While Newmont Mining, SSR Mining were sold, the Fund Manager took advantage of the weakness in gold prices to increase the weighting of Agnico Eagle, Franco Nevada, Wheaton Precious Metals and Royal Gold.
The bond allocation was slightly increased during the first half of the year, taking advantage of the weakness of the bond markets (in April and May) and opportunities in inflation linked bonds.
Conclusion
After a historic correction in the first half of the year, the global equity market rebounded strongly in July, rising by just over 9% in euros before losing just over 2% in August.
Two important factors contributed to this rally of risky assets in July. On the one hand, the publication of generally reassuring quarterly corporate results. On the other hand, the slight decline in inflation recorded in the United States in July. This slight decline in price growth in the United States was interpreted favorably by the markets, supported by the idea that inflation has reached its peak.

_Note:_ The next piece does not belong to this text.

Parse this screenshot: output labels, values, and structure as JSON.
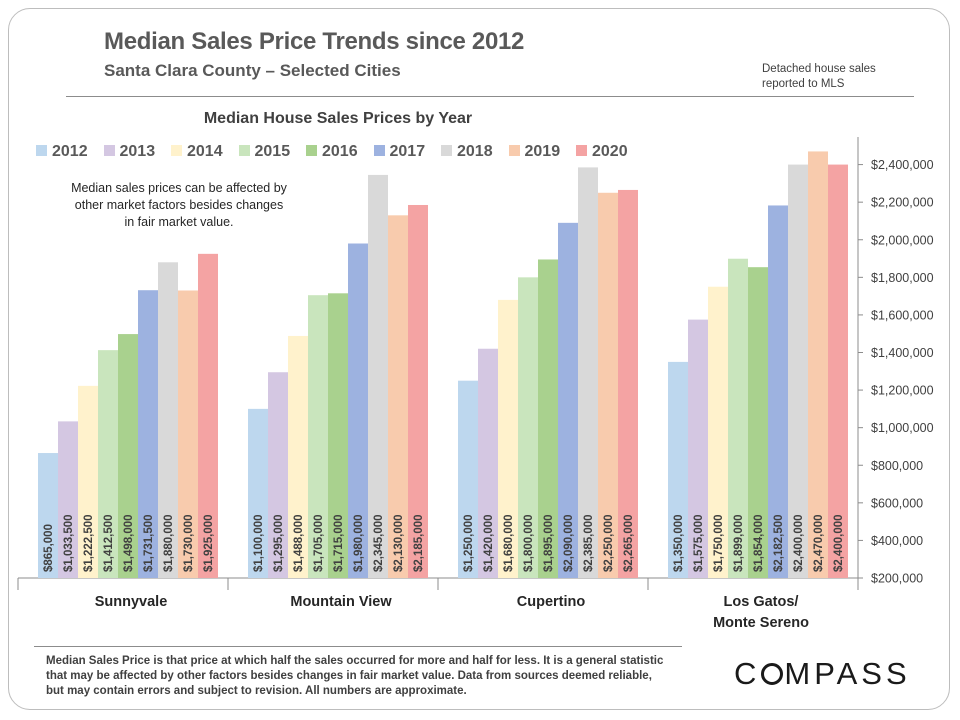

However, the central bankers in the main developed countries recalled their determination to continue tightening monetary policies, which led to a reversal of the trend in August.
The equity component, which now accounts for 74.5% (gross) and 48.8% (net) of the portfolio, remains the main contributor to the portfolio's long-term performance. It is composed of quality securities with complementary profiles combined according to the market context (secular growth, attractive valuation, defensive character). In addition, positions in cash, long dated sovereign bonds and gold companies are maintained to protect the portfolio during more difficult periods for equities.